In sum, the evidence presented at trial highlighted likely drawbacks to the current tenure, dismissal, and layoff statutes, but it did not demonstrate a facial constitutional violation. The evidence also revealed deplorable staffing decisions being made by some local administrators that have a deleterious impact on poor and minority students in California’s public schools. The evidence did not show that the challenged statutes inevitably cause this impact. Plaintiffs elected not to target local administrative decisions and instead opted to challenge the statutes themselves. This was a heavy burden and one plaintiffs did not carry. The trial court’s judgment declaring the statutes unconstitutional, therefore, cannot be affirmed.
Justices Judith Ashmann-Gerst and Brian Hoffstadt concurred with Justice Boren’s ruling.
“Today’s decision vindicates decades of experience that show many local districts across the state are working collaboratively with teachers to help public education thrive.
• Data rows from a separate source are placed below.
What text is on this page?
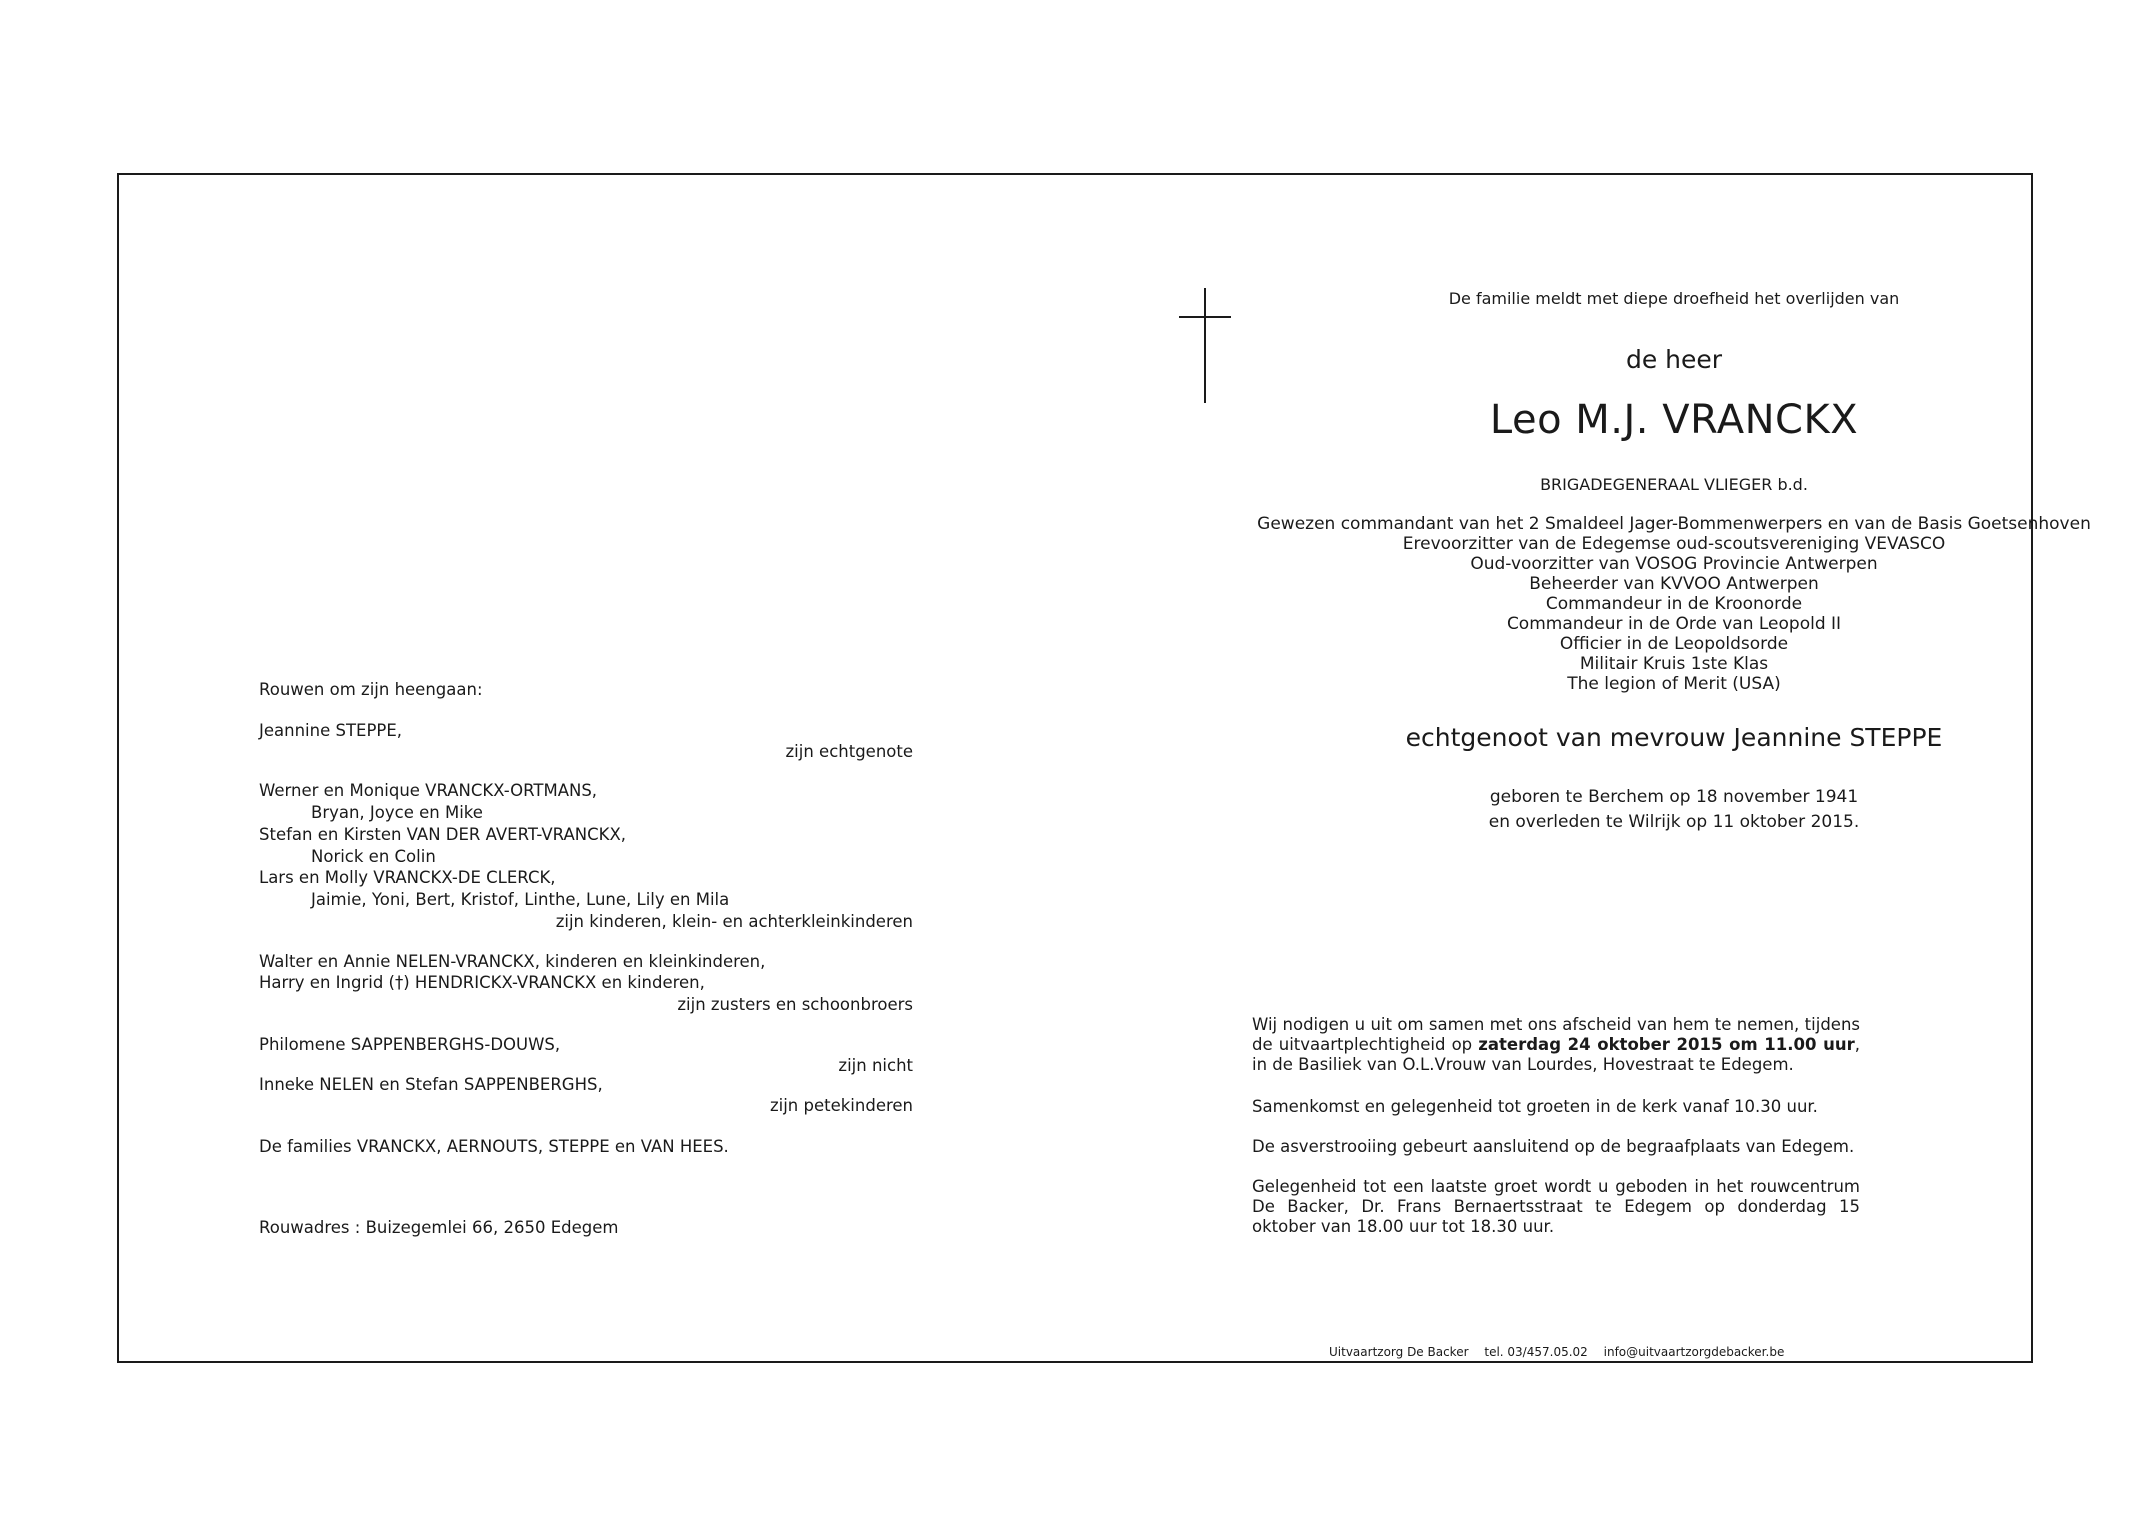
Rouwen om zijn heengaan:
Jeannine STEPPE,
zijn echtgenote
Werner en Monique VRANCKX-ORTMANS,
Bryan, Joyce en Mike
Stefan en Kirsten VAN DER AVERT-VRANCKX,
Norick en Colin
Lars en Molly VRANCKX-DE CLERCK,
Jaimie, Yoni, Bert, Kristof, Linthe, Lune, Lily en Mila
zijn kinderen, klein- en achterkleinkinderen
Walter en Annie NELEN-VRANCKX, kinderen en kleinkinderen,
Harry en Ingrid (†) HENDRICKX-VRANCKX en kinderen,
zijn zusters en schoonbroers
Philomene SAPPENBERGHS-DOUWS,
zijn nicht
Inneke NELEN en Stefan SAPPENBERGHS,
zijn petekinderen
De families VRANCKX, AERNOUTS, STEPPE en VAN HEES.
Rouwadres : Buizegemlei 66, 2650 Edegem
De familie meldt met diepe droefheid het overlijden van
de heer
Leo M.J. VRANCKX
BRIGADEGENERAAL VLIEGER b.d.
Gewezen commandant van het 2 Smaldeel Jager-Bommenwerpers en van de Basis Goetsenhoven
Erevoorzitter van de Edegemse oud-scoutsvereniging VEVASCO
Oud-voorzitter van VOSOG Provincie Antwerpen
Beheerder van KVVOO Antwerpen
Commandeur in de Kroonorde
Commandeur in de Orde van Leopold II
Officier in de Leopoldsorde
Militair Kruis 1ste Klas
The legion of Merit (USA)
echtgenoot van mevrouw Jeannine STEPPE
geboren te Berchem op 18 november 1941
en overleden te Wilrijk op 11 oktober 2015.
Wij nodigen u uit om samen met ons afscheid van hem te nemen, tijdens de uitvaartplechtigheid op zaterdag 24 oktober 2015 om 11.00 uur, in de Basiliek van O.L.Vrouw van Lourdes, Hovestraat te Edegem.
Samenkomst en gelegenheid tot groeten in de kerk vanaf 10.30 uur.
De asverstrooiing gebeurt aansluitend op de begraafplaats van Edegem.
Gelegenheid tot een laatste groet wordt u geboden in het rouwcentrum De Backer, Dr. Frans Bernaertsstraat te Edegem op donderdag 15 oktober van 18.00 uur tot 18.30 uur.
Uitvaartzorg De Backer tel. 03/457.05.02 info@uitvaartzorgdebacker.be
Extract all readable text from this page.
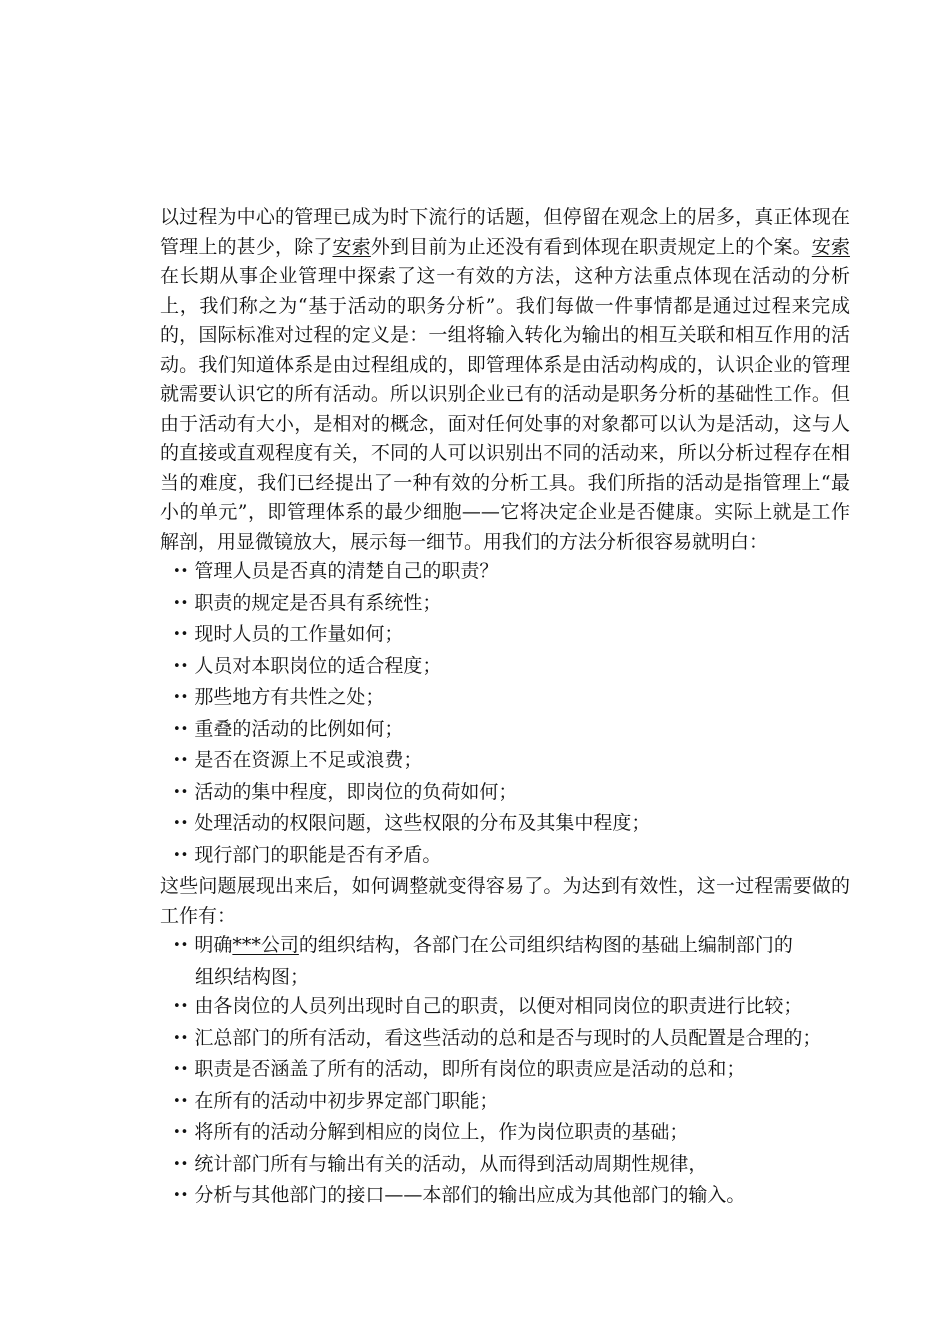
以过程为中心的管理已成为时下流行的话题，但停留在观念上的居多，真正体现在管理上的甚少，除了安索外到目前为止还没有看到体现在职责规定上的个案。安索在长期从事企业管理中探索了这一有效的方法，这种方法重点体现在活动的分析上，我们称之为“基于活动的职务分析”。我们每做一件事情都是通过过程来完成的，国际标准对过程的定义是：一组将输入转化为输出的相互关联和相互作用的活动。我们知道体系是由过程组成的，即管理体系是由活动构成的，认识企业的管理就需要认识它的所有活动。所以识别企业已有的活动是职务分析的基础性工作。但由于活动有大小，是相对的概念，面对任何处事的对象都可以认为是活动，这与人的直接或直观程度有关，不同的人可以识别出不同的活动来，所以分析过程存在相当的难度，我们已经提出了一种有效的分析工具。我们所指的活动是指管理上“最小的单元”，即管理体系的最少细胞——它将决定企业是否健康。实际上就是工作解剖，用显微镜放大，展示每一细节。用我们的方法分析很容易就明白：

•• 管理人员是否真的清楚自己的职责？
•• 职责的规定是否具有系统性；
•• 现时人员的工作量如何；
•• 人员对本职岗位的适合程度；
•• 那些地方有共性之处；
•• 重叠的活动的比例如何；
•• 是否在资源上不足或浪费；
•• 活动的集中程度，即岗位的负荷如何；
•• 处理活动的权限问题，这些权限的分布及其集中程度；
•• 现行部门的职能是否有矛盾。

这些问题展现出来后，如何调整就变得容易了。为达到有效性，这一过程需要做的工作有：

•• 明确***公司的组织结构，各部门在公司组织结构图的基础上编制部门的
组织结构图；
•• 由各岗位的人员列出现时自己的职责，以便对相同岗位的职责进行比较；
•• 汇总部门的所有活动，看这些活动的总和是否与现时的人员配置是合理的；
•• 职责是否涵盖了所有的活动，即所有岗位的职责应是活动的总和；
•• 在所有的活动中初步界定部门职能；
•• 将所有的活动分解到相应的岗位上，作为岗位职责的基础；
•• 统计部门所有与输出有关的活动，从而得到活动周期性规律，
•• 分析与其他部门的接口——本部们的输出应成为其他部门的输入。
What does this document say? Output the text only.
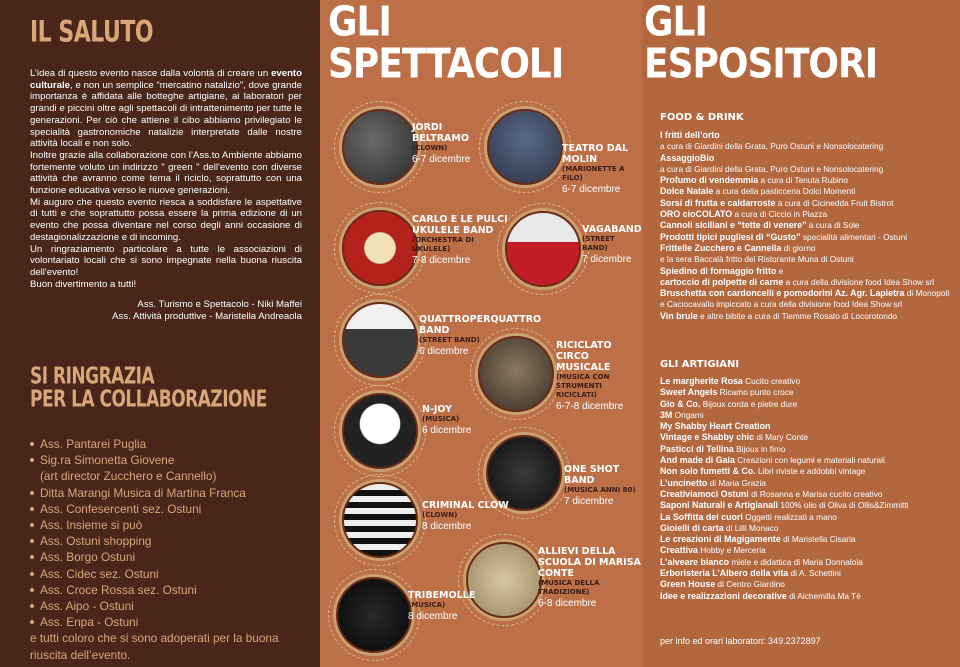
IL SALUTO

L’idea di questo evento nasce dalla volontà di creare un evento culturale, e non un semplice “mercatino natalizio”, dove grande importanza è affidata alle botteghe artigiane, ai laboratori per grandi e piccini oltre agli spettacoli di intrattenimento per tutte le generazioni. Per ciò che attiene il cibo abbiamo privilegiato le specialità gastronomiche natalizie interpretate dalle nostre attività locali e non solo.

Inoltre grazie alla collaborazione con l’Ass.to Ambiente abbiamo fortemente voluto un indirizzo " green " dell'evento con diverse attività che avranno come tema il riciclo, soprattutto con una funzione educativa verso le nuove generazioni.

Mi auguro che questo evento riesca a soddisfare le aspettative di tutti e che soprattutto possa essere la prima edizione di un evento che possa diventare nel corso degli anni occasione di destagionalizzazione e di incoming.

Un ringraziamento particolare a tutte le associazioni di volontariato locali che si sono impegnate nella buona riuscita dell'evento!

Buon divertimento a tutti!

Ass. Turismo e Spettacolo - Niki Maffei

Ass. Attività produttive - Maristella Andreaola

SI RINGRAZIA
PER LA COLLABORAZIONE
Ass. Pantarei Puglia
Sig.ra Simonetta Giovene
(art director Zucchero e Cannello)
Ditta Marangi Musica di Martina Franca
Ass. Confesercenti sez. Ostuni
Ass. Insieme si può
Ass. Ostuni shopping
Ass. Borgo Ostuni
Ass. Cidec sez. Ostuni
Ass. Croce Rossa sez. Ostuni
Ass. Aipo - Ostuni
Ass. Enpa - Ostuni
e tutti coloro che si sono adoperati per la buona
riuscita dell’evento.
GLI
SPETTACOLI
JORDI BELTRAMO
(CLOWN)
6-7 dicembre
TEATRO DAL MOLIN
(MARIONETTE A FILO)
6-7 dicembre
CARLO E LE PULCI UKULELE BAND
(ORCHESTRA DI UKULELE)
7-8 dicembre
VAGABAND
(STREET BAND)
7 dicembre
QUATTROPERQUATTRO BAND
(STREET BAND)
6 dicembre
RICICLATO CIRCO MUSICALE
(MUSICA CON STRUMENTI RICICLATI)
6-7-8 dicembre
N-JOY
(MUSICA)
6 dicembre
ONE SHOT BAND
(MUSICA ANNI 80)
7 dicembre
CRIMINAL CLOW
(CLOWN)
8 dicembre
ALLIEVI DELLA SCUOLA DI MARISA CONTE
(MUSICA DELLA TRADIZIONE)
6-8 dicembre
TRIBEMOLLE
(MUSICA)
8 dicembre
GLI
ESPOSITORI
FOOD & DRINK
I fritti dell’orto
a cura di Giardini della Grata, Puro Ostuni e Nonsolocatering
AssaggioBio
a cura di Giardini della Grata, Puro Ostuni e Nonsolocatering
Profumo di vendemmia a cura di Tenuta Rubino
Dolce Natale a cura della pasticceria Dolci Momenti
Sorsi di frutta e caldarroste a cura di Cicinedda Fruit Bistrot
ORO cioCOLATO a cura di Ciccio in Piazza
Cannoli siciliani e “tette di venere” a cura di Sole
Prodotti tipici pugliesi di “Gusto” specialità alimentari - Ostuni
Frittelle Zucchero e Cannella di giorno
e la sera Baccalà fritto del Ristorante Muna di Ostuni
Spiedino di formaggio fritto e
cartoccio di polpette di carne a cura della divisione food Idea Show srl
Bruschetta con cardoncelli e pomodorini Az. Agr. Lapietra di Monopoli
e Caciocavallo impiccato a cura della divisione food Idea Show srl
Vin brule e altre bibite a cura di Tiemme Rosato di Locorotondo
GLI ARTIGIANI
Le margherite Rosa Cucito creativo
Sweet Angels Ricamo punto croce
Gio & Co. Bijoux corda e pietre dure
3M Origami
My Shabby Heart Creation
Vintage e Shabby chic di Mary Conte
Pasticci di Tellina Bijoux in fimo
And made di Gaia Creazioni con legumi e materiali naturali
Non solo fumetti & Co. Libri riviste e addobbi vintage
L’uncinetto di Maria Grazia
Creativiamoci Ostuni di Rosanna e Marisa cucito creativo
Saponi Naturali e Artigianali 100% olio di Oliva di Ollis&Zimmitti
La Soffitta dei cuori Oggetti realizzati a mano
Gioielli di carta di Lilli Monaco
Le creazioni di Magigamente di Maristella Cisaria
Creattiva Hobby e Merceria
L’alveare bianco miele e didattica di Maria Donnaloia
Erboristeria L’Albero della vita di A. Schettini
Green House di Centro Giardino
Idee e realizzazioni decorative di Alchemilla Ma Tè
per info ed orari laboratori: 349.2372897
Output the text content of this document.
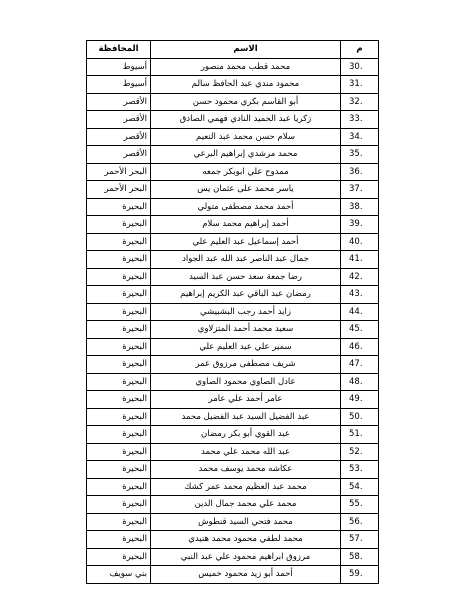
م	الاسم	المحافظة
30.	محمد قطب محمد منصور	أسيوط
31.	محمود مندي عبد الحافظ سالم	أسيوط
32.	أبو القاسم بكري محمود حسن	الأقصر
33.	زكريا عبد الحميد النادي فهمي الصادق	الأقصر
34.	سلام حسن محمد عبد النعيم	الأقصر
35.	محمد مرشدي إبراهيم البرعي	الأقصر
36.	ممدوح علي ابوبكر جمعه	البحر الأحمر
37.	ياسر محمد على عثمان يس	البحر الأحمر
38.	أحمد محمد مصطفى متولي	البحيرة
39.	أحمد إبراهيم محمد سلام	البحيرة
40.	أحمد إسماعيل عبد العليم علي	البحيرة
41.	جمال عبد الناصر عبد الله عبد الجواد	البحيرة
42.	رضا جمعة سعد حسن عبد السيد	البحيرة
43.	رمضان عبد الباقي عبد الكريم إبراهيم	البحيرة
44.	زايد أحمد رجب البشبيشي	البحيرة
45.	سعيد محمد أحمد المتزلاوي	البحيرة
46.	سمير علي عبد العليم علي	البحيرة
47.	شريف مصطفى مرزوق عمر	البحيرة
48.	عادل الصاوي محمود الصاوي	البحيرة
49.	عامر أحمد علي عامر	البحيرة
50.	عبد الفضيل السيد عبد الفضيل محمد	البحيرة
51.	عبد القوي أبو بكر رمضان	البحيرة
52.	عبد الله محمد علي محمد	البحيرة
53.	عكاشه محمد يوسف محمد	البحيرة
54.	محمد عبد العظيم محمد عمر كشك	البحيرة
55.	محمد علي محمد جمال الدين	البحيرة
56.	محمد فتحي السيد قنطوش	البحيرة
57.	محمد لطفي محمود محمد هنيدي	البحيرة
58.	مرزوق ابراهيم محمود علي عبد النبي	البحيرة
59.	أحمد أبو زيد محمود خميس	بني سويف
We need to take those best practices and expand them, not wipe out education codes that protect students and teachers,” said Joshua Pechthalt, president of the California Federation of Teachers. “We have a looming teacher shortage that is made worse by lawsuits like this one and the constant attacks on teachers and public education. We need to work together to raise up teacher performance and create a climate that keeps veteran teachers in the classroom and attracts young people to the profession.”
“This is a great day for educators and, more importantly, for students,” said California Teachers Association President Eric C. Heins. “Today’s ruling reversing Treu’s decision overwhelmingly underscores that the laws under attack have been good for public education and for kids, and that the plaintiffs failed to establish any violation of a student’s constitutional rights. Stripping teachers of their ability to stand up for their students and robbing school districts of the tools they need to make sound employment decisions was a wrong-headed scheme developed by people with no education expertise and the appellate court justices saw that.”